Airbus has developed a new system for its A330 Multi Role Tanker Transport (MRTT) that enhances safety for receivers using the aircraft’s wing-mounted and fuselage hose-drogue units (HDUs). The system comprises a sensor that monitors the length of hose that is deployed from the HDU, and a circular LED light array. In the wing pods the array is mounted in the rear tip of the pod, easily visible to the receiver pilot.
One of the challenges for the pilot of probe and drogue refueling is maintaining the aircraft at a similar speed as the tanker during contact, and therefore the separation between the two. Inevitably the receiver moves forward and aft by small amounts relative to the tanker while in contact, the HDU taking up slack in the hose or paying it out in compensation.
However, if the movement becomes too great there are undesirable effects. If the receiver lags behind too much the hose reaches its full extension and disconnects. If the receiver is overtaking it can become dangerously close to the tanker. The LED array acts as a “traffic light” array, showing green if the receiver is within the optimum separation “window”. As the outer edges of the window are approached the LED display changes to yellow to warn the pilot. If the window is exceeded the lights turn red to warn of impending disconnect or danger. The system has been trialed using F/A-18 Hornet receivers from the Spanish air force, and pilots have universally praised the system and its enhancement to safety.
In the meantime, Airbus is planning to certify its automatic air-to-air refueling (A3R) boom tanking system next year, with the Republic of Singapore Air Force as the first customer for the system.
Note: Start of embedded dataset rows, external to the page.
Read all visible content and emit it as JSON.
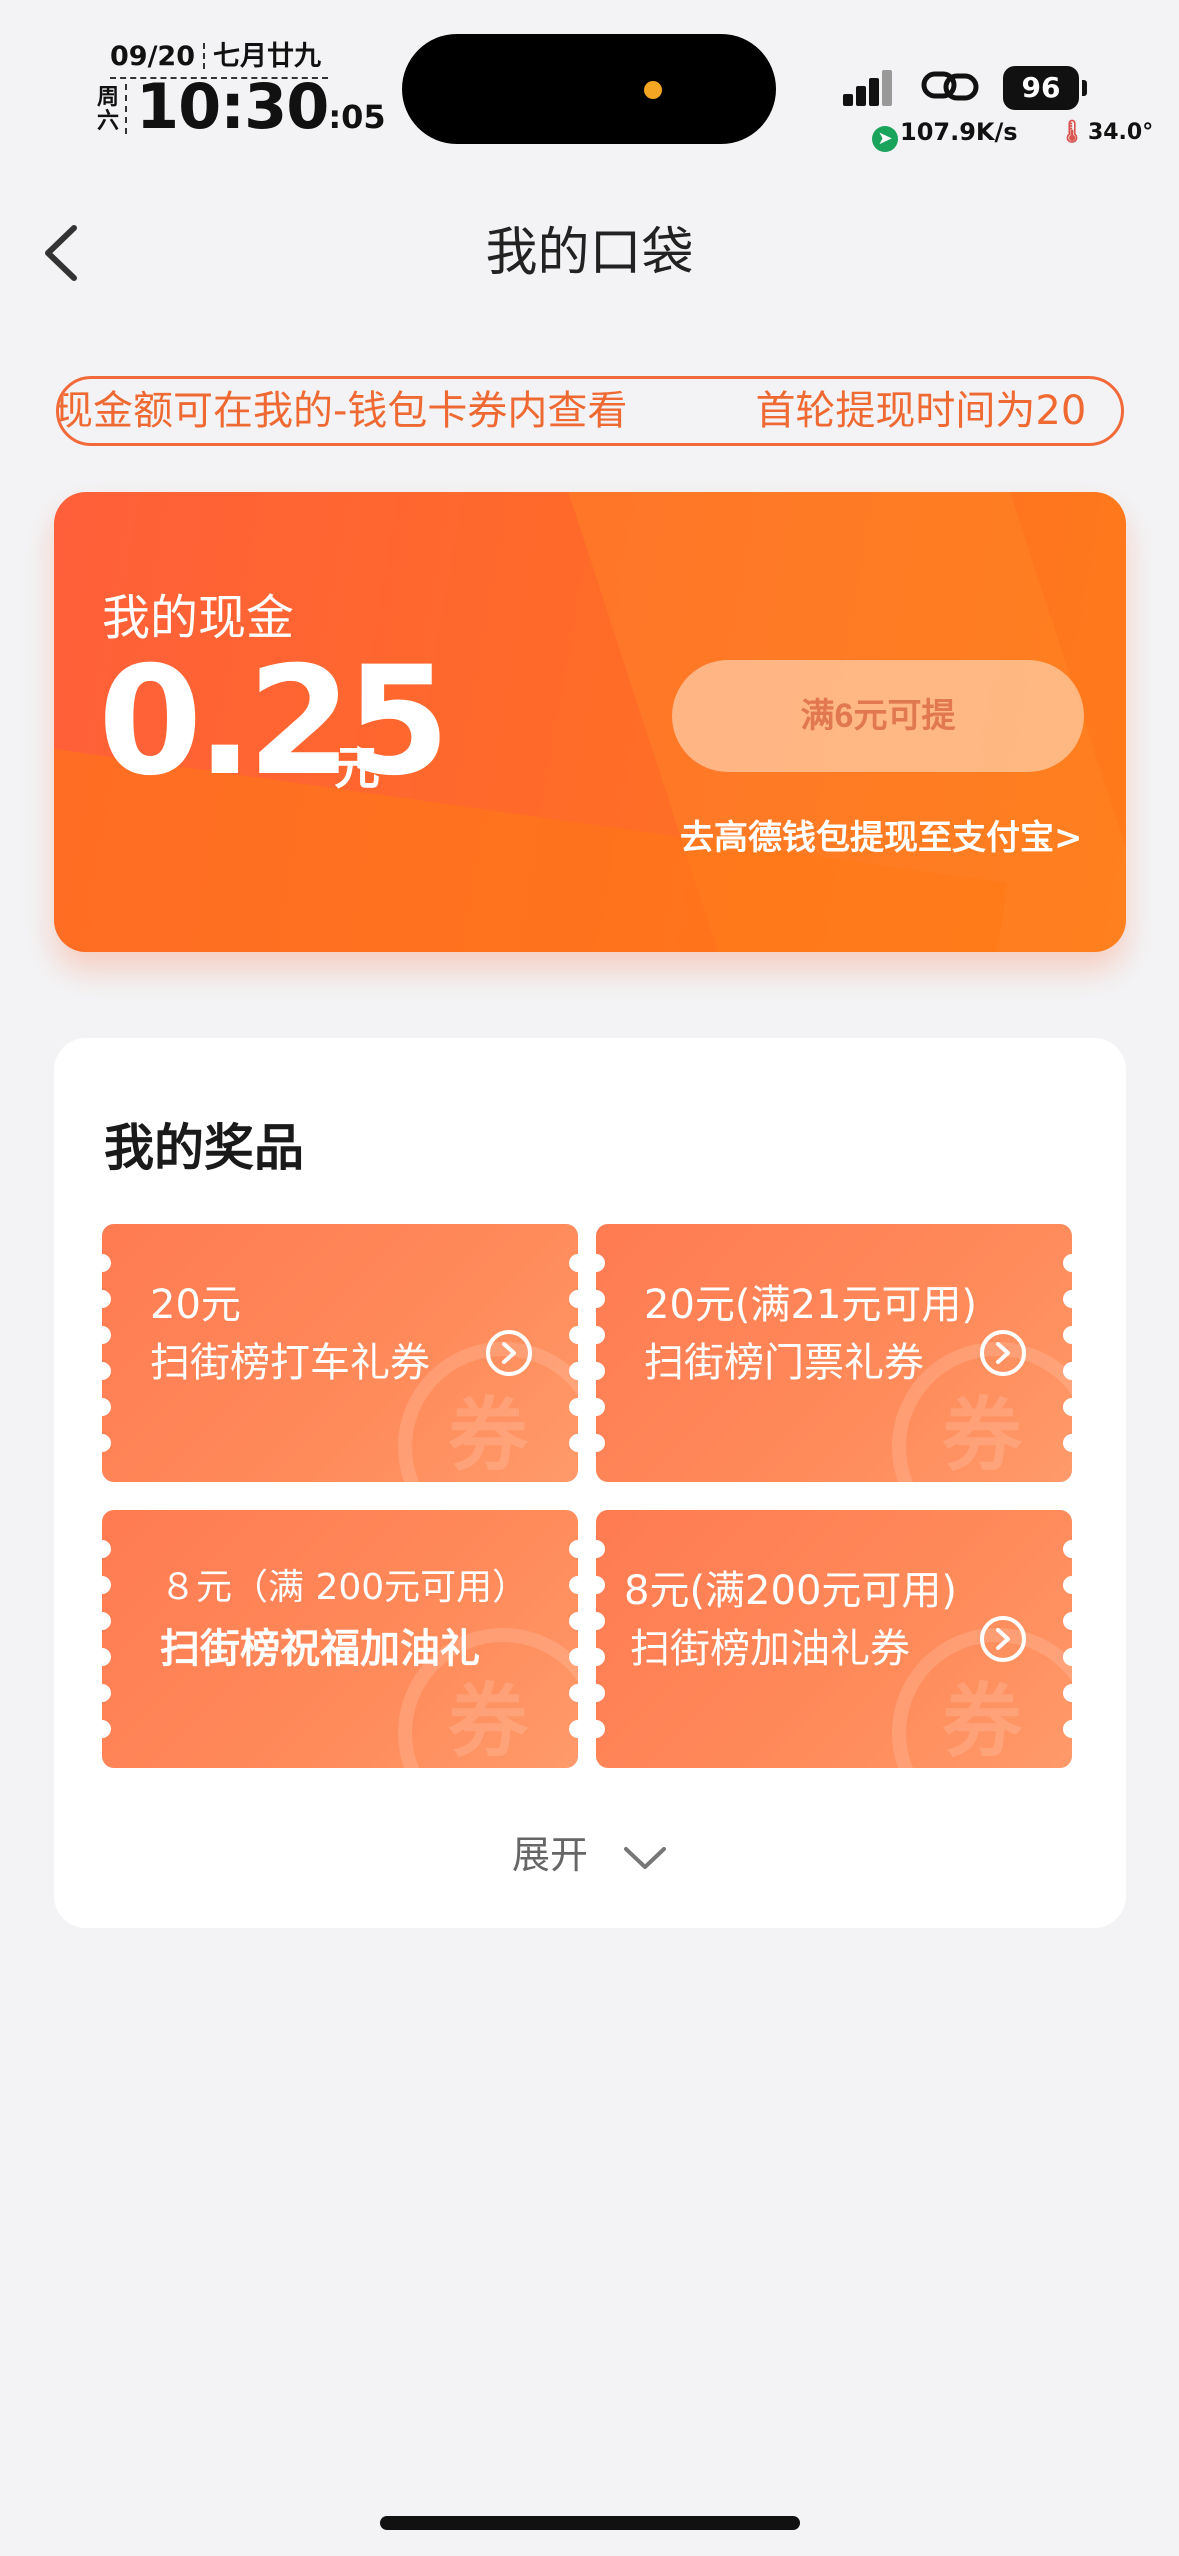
{
  "status_bar": {
    "date": "09/20",
    "lunar_date": "七月廿九",
    "weekday": "周六",
    "time": "10:30",
    "seconds": ":05",
    "battery": "96",
    "net_speed": "107.9K/s",
    "temperature": "34.0°"
  },
  "nav": {
    "title": "我的口袋"
  },
  "notice": {
    "text_1": "现金额可在我的-钱包卡券内查看",
    "text_2": "首轮提现时间为20"
  },
  "cash": {
    "label": "我的现金",
    "amount": "0.25",
    "unit": "元",
    "withdraw_button": "满6元可提",
    "wallet_link": "去高德钱包提现至支付宝>"
  },
  "prizes": {
    "title": "我的奖品",
    "coupon_watermark": "券",
    "items": [
      {
        "line1": "20元",
        "line2": "扫街榜打车礼券"
      },
      {
        "line1": "20元(满21元可用)",
        "line2": "扫街榜门票礼券"
      },
      {
        "line1": "８元（满 200元可用）",
        "line2": "扫街榜祝福加油礼"
      },
      {
        "line1": "8元(满200元可用)",
        "line2": "扫街榜加油礼券"
      }
    ],
    "expand_label": "展开"
  },
  "colors": {
    "accent": "#ff6a2a",
    "notice_text": "#ef6a32",
    "coupon": "#ff7b52"
  }
}
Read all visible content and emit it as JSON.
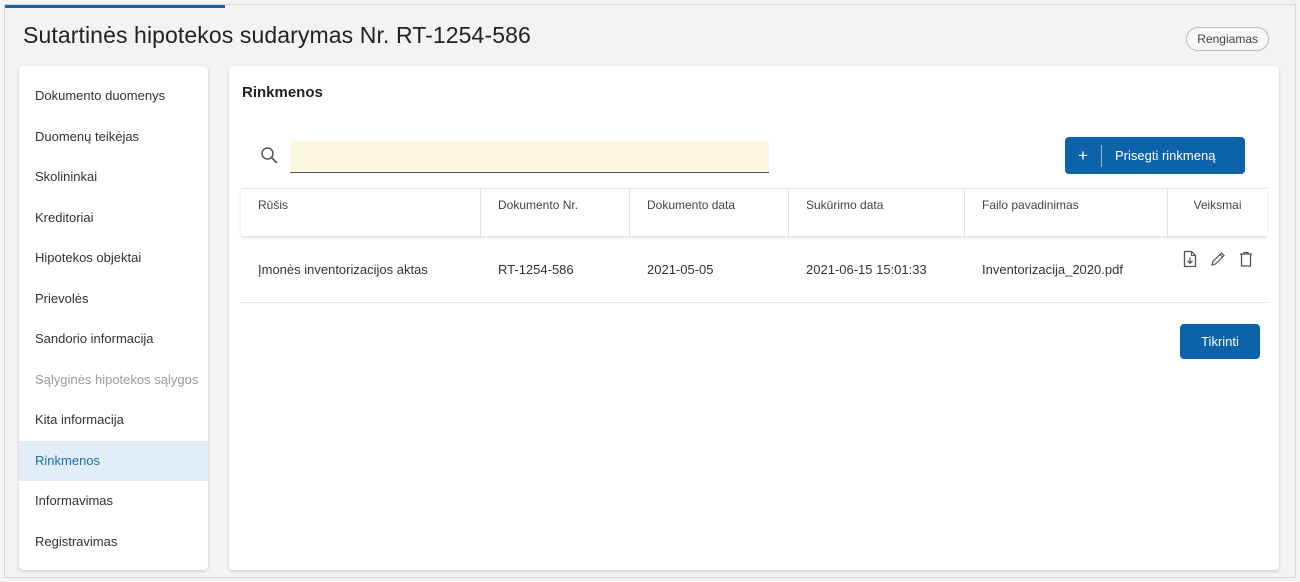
{
  "header": {
    "title": "Sutartinės hipotekos sudarymas Nr. RT-1254-586",
    "status": "Rengiamas"
  },
  "sidebar": {
    "items": [
      {
        "label": "Dokumento duomenys"
      },
      {
        "label": "Duomenų teikėjas"
      },
      {
        "label": "Skolininkai"
      },
      {
        "label": "Kreditoriai"
      },
      {
        "label": "Hipotekos objektai"
      },
      {
        "label": "Prievolės"
      },
      {
        "label": "Sandorio informacija"
      },
      {
        "label": "Sąlyginės hipotekos sąlygos"
      },
      {
        "label": "Kita informacija"
      },
      {
        "label": "Rinkmenos"
      },
      {
        "label": "Informavimas"
      },
      {
        "label": "Registravimas"
      }
    ],
    "active_index": 9,
    "disabled_index": 7
  },
  "main": {
    "section_title": "Rinkmenos",
    "search": {
      "value": "",
      "placeholder": ""
    },
    "attach_button": {
      "icon": "plus-icon",
      "label": "Prisegti rinkmeną"
    },
    "table": {
      "columns": [
        "Rūšis",
        "Dokumento Nr.",
        "Dokumento data",
        "Sukūrimo data",
        "Failo pavadinimas",
        "Veiksmai"
      ],
      "rows": [
        {
          "type": "Įmonės inventorizacijos aktas",
          "doc_no": "RT-1254-586",
          "doc_date": "2021-05-05",
          "created": "2021-06-15 15:01:33",
          "file_name": "Inventorizacija_2020.pdf",
          "actions": [
            "download-file-icon",
            "edit-pencil-icon",
            "delete-trash-icon"
          ]
        }
      ]
    },
    "check_button": {
      "label": "Tikrinti"
    }
  },
  "colors": {
    "accent": "#0d63aa",
    "active_bg": "#e2eef7",
    "search_bg": "#fdf8e2"
  }
}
Developed as part of the Smart MRTT program, the A3R system uses algorithms in the tanker’s external vision system to accurately plot the location of the receiver, and to then automatically “fly” the refueling boom into the correct position for the boom to be extended to connect with the receiver’s receptacle, and then disconnect at the end of the process. The accuracy of boom positioning is reported to be in the order of “a couple of centimeters”.
While fully automatic refueling has obvious applications to the replenishment of unmanned air vehicles, including the Remote Carriers proposed for the FCAS project, it also significantly enhances safety, with the air refueling operator remaining fully in the loop to monitor the operation and override it if necessary. The eventual aim is to progress A3R technology to a fully autonomous level.
Airbus began flight-testing A3R in March 2017 using the company’s own A310 MRTT testbed and an F-16 receiver. This was followed by tests in June 2018 with a large receiver, a KC-30A of the Royal Australian Air Force. In February, Singapore agreed to collaborate with Airbus on the Smart MRTT, and one of the air force’s A330 MRTTs has been used for trials. In the spring the aircraft conducted a 45-hour campaign and successfully performed 120 dry contacts with a Portuguese F-16 receiver across the whole refueling envelope.